"L'Oncle de Brooklyn" : pamphlet radical sur une Sicile déconfite
De Daniele Cipri, Franco Maresco (italie), avec : Salvatore Gattuso, Pippo Augusta, Salvatore Schiera - 1h38 - Sortie : 3 juillet 2013
Synopsis : dans la périphérie de Palerme, les habitants vivent dans la plus grande misère, tant matérielle que morale, sous l'influence de deux familles mafieuses rivales. Jusqu'au jour où l'une d'elle, commandée par deux nains, ordonne au Gemely d'accueillir et cacher un curieux personnage "venu de loin", qui ne mange pas, ne dort pas, ne parle pas, alors le groupe rival a demandé d'exécuter le deux mafieux, suite à un règlement de compte...
Même s’ils n’ont que peu de rapports, hormis l’usage d’un très beau noir et blanc et des décors lépreux, « L’Oncle de Brooklyn », comme « Erarserhead » de David Lynch, n’est pas un film que l’on oublie de sitôt.
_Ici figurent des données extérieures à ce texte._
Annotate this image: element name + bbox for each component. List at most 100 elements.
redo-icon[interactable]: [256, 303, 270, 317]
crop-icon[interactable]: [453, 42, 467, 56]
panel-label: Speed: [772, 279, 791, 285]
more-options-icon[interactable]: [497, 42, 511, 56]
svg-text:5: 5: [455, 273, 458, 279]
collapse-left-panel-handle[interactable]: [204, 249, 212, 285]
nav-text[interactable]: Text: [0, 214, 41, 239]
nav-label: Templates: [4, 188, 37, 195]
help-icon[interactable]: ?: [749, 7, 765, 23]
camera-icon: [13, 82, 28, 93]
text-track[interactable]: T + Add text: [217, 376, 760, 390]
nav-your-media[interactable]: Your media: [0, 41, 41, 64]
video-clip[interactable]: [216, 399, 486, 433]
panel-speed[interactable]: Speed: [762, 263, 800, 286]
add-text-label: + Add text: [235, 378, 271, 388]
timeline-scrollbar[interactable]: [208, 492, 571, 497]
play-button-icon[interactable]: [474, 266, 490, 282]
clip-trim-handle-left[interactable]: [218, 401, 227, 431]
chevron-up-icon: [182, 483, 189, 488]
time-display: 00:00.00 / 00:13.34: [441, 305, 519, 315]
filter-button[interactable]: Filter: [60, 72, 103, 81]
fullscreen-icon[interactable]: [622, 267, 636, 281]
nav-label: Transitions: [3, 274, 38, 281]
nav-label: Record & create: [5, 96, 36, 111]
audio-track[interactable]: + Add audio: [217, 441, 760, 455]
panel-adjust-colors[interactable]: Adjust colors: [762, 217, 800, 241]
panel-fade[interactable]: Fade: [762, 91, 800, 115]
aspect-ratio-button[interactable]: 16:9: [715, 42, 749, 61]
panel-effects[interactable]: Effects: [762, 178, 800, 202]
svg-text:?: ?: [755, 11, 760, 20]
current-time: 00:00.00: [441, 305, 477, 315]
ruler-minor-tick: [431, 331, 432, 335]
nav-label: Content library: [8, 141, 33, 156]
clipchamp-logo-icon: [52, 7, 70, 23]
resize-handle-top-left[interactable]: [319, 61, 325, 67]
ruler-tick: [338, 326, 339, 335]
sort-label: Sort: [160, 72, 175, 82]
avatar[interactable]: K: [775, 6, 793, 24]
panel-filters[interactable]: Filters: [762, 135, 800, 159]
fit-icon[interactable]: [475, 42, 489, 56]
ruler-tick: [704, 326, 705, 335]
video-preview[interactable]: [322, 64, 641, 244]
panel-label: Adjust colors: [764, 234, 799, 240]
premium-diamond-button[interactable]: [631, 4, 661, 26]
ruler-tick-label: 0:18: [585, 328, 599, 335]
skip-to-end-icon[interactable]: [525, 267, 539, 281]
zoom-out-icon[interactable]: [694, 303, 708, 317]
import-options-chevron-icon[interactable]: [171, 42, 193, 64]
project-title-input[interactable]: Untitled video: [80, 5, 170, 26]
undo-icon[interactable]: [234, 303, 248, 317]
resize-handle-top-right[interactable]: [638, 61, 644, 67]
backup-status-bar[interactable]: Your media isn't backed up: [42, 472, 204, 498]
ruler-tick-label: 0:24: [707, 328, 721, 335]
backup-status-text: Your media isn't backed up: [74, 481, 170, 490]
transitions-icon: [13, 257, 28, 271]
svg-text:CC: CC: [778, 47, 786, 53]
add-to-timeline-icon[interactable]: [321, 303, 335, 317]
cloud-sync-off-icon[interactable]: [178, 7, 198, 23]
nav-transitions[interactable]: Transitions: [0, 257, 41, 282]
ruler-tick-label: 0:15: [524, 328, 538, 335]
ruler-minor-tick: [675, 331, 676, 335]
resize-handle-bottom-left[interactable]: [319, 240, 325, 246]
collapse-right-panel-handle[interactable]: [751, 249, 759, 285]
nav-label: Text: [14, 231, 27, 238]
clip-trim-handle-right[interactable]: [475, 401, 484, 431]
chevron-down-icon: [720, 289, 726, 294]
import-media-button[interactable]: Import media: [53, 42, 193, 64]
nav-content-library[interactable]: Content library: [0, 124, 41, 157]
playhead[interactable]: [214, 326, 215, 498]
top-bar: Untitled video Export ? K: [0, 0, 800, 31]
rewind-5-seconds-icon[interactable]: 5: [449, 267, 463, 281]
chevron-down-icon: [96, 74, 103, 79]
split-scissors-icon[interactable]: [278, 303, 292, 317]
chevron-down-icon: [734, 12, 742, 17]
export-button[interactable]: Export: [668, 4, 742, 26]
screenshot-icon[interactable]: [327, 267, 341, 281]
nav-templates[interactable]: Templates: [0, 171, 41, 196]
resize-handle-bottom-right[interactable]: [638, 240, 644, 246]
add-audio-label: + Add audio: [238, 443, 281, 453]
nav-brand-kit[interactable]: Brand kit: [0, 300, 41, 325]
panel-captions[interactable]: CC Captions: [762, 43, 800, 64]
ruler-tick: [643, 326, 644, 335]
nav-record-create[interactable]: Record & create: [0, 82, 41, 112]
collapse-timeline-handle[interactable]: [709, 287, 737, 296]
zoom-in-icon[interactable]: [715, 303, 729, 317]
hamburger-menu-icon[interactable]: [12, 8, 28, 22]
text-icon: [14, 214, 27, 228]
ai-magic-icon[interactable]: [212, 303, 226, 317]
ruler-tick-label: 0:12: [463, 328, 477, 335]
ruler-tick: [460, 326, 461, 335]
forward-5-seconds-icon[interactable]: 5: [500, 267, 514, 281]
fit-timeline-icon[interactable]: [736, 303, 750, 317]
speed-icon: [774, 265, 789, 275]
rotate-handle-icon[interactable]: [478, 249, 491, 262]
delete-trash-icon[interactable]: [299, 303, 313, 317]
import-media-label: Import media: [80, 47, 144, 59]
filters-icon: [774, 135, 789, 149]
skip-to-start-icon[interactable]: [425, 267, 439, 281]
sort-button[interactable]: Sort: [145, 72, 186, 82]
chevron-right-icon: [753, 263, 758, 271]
A la croisée d’un Fellini et d’un Pasolini, avec un zeste de surréalisme à la René Clair - époque « Entr’acte » (1924) -, cette comédie acerbe, un rien scatologique et crue ne laisse pas indifférent par ses excès, sa poésie et sa dénonciation de l’état d’abandon dans lequel est laissée la Sicile aux mains de mafiosi tout puissants.
L’ouverture du film sur une scène de zoophilie laisse d’emblée pantois. La suite aligne les tableaux les plus scabreux, faisant le portrait d’une communauté laissée à vau-l’eau, tarée, débraillée, certains seulement vêtus d’un slip et de chaussettes. Parqués dans des maisons délabrées, décrépies, voire insalubres, les habitants de cette immédiate périphérie de Palerme ne connaissent que frustration, par l’absence de femmes; un manque qui alimente des propos salaces obsessionnels et les pratiques déviantes. Parias de la terre
Mais que l’on ne s’y trompe pas, « L’Oncle de Brooklyn » n’aligne pas les provocations gratuitement. Les décors délabrés, les mœurs dégénérées des protagonistes stigmatisent un état d’abandon, de non droit dans lesquels l’Etat les laisse aller. Un fils ne cesse de vilipender sa mère incontinente, la famine sévit, alors que les mafiosi sont repus et élégants, pendant qu’un indigent ne cesse de se goinfrer au milieu de ses chiens, évoquant la toile de Goya « Saturne dévorant ses enfants ». La mort rôde, les convois funéraires sont tournés en ridicule et dérision…
Laissez passer les parias de la terre, est-on tenter de dire, comme s’ils étaient les rejetons dérisoires d’une société qui ne cesse de les vampiriser, de les trainer dans la fange, pour mieux les neutraliser. Des damnés qui ne manquent toutefois pas d’humour. L’on pense enfin à Gommora (2008) de Matteo Garrone qui traitait en quelque sorte du même sujet, mais dans une veine hyperréaliste. Le constat n’est toutefois pas éloigné. Daniele Cipri et Franco Maresco en tire un petit théâtre de la dérision et de l’horreur qui met le doigt là où ça fait mal, sans concession aucune, sans pour autant oublier d’en rire... jaune, plus qu’en pleurer. Dérangeant.